The Intel® compiler introduces support for the OpenMP* Version 3.1 API specification. For complete C++ language support for OpenMP, see the OpenMP Application Program Interface Version 3.1 specification, which is available from the OpenMP web site (http://www.openmp.org/, click the Specifications link).
OpenMP provides symmetric multiprocessing (SMP) with the following major features:
Relieves the user from having to deal with the low-level details of iteration space partitioning, data sharing, and thread creation, scheduling, and synchronization.
Provides benefit of performance available from shared memory multiprocessor and multi-core processor systems on all supported Intel architectures, including those processors with Hyper-Threading Technology.
The compiler performs transformations to generate multithreaded code based on a developer's placement of OpenMP directives in the source program making it easy to add threading to existing software. The Intel compiler supports all of the current industry-standard OpenMP directives and compiles parallel programs annotated with OpenMP directives.
The compiler provides Intel-specific extensions to the OpenMP Version 3.1 specification including run-time library routines and environment variables.

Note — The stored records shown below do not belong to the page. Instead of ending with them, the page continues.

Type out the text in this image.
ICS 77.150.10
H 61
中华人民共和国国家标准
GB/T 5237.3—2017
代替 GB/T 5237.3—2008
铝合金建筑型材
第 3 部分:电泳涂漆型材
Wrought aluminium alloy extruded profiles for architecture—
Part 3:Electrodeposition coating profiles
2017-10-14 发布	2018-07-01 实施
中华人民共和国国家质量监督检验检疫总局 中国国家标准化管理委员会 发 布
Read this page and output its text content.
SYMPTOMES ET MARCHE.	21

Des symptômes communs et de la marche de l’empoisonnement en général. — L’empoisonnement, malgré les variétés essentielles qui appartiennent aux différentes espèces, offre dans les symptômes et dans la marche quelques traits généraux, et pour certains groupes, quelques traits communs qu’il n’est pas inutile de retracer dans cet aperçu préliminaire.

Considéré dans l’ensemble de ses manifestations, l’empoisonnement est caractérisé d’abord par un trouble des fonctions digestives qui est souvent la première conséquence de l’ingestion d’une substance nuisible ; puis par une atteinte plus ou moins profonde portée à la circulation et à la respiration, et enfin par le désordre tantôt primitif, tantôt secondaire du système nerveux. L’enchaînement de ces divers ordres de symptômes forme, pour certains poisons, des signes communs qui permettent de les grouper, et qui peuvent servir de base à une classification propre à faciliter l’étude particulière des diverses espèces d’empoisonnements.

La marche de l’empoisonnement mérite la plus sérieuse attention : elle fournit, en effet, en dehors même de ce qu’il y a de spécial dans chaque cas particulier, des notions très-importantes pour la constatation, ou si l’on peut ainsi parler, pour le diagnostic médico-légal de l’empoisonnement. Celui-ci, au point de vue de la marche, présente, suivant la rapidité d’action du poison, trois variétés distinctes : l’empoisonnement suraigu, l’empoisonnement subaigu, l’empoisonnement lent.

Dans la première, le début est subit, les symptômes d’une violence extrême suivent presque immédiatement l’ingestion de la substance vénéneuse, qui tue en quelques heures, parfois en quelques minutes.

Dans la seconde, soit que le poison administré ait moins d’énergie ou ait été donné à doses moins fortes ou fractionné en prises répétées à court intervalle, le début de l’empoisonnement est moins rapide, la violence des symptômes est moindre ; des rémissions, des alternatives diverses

However, these extensions are only supported by the Intel compilers. A summary of the compiler options that apply to OpenMP* appears in OpenMP* Options Quick Reference.
Options that use OpenMP* are available for both Intel® and non-Intel microprocessors but these options may perform additional optimizations on Intel® microprocessors than they perform on non-Intel microprocessors. The list of major, user-visible OpenMP* constructs and features that may perform differently on Intel® vs. non-Intel microprocessors includes: locks (internal and user visible), the SINGLE construct, barriers (explicit and implicit), parallel loop scheduling, reductions, memory allocation, and thread affinity and binding.
To compile with OpenMP, you need to prepare your program by annotating the code with OpenMP directives . The Intel compiler processes the application and internally produces a multithreaded version of the code which is then compiled. The output is an executable with the parallelism implemented by threads that execute parallel regions or constructs.
The OpenMP specification does not define interoperability of multiple implementations; therefore, the OpenMP implementation supported by other compilers and OpenMP support in Intel compilers might not be interoperable. Even if you compile and build the entire application with one compiler, be aware that different compilers might not provide OpenMP source compatibility that would allow you to compile and link the same set of application sources with a different compiler and get the expected parallel execution results.
Intel compilers include two sets of OpenMP libraries, as described in OpenMP Source Compatibility and Interoperability with Other Compilers.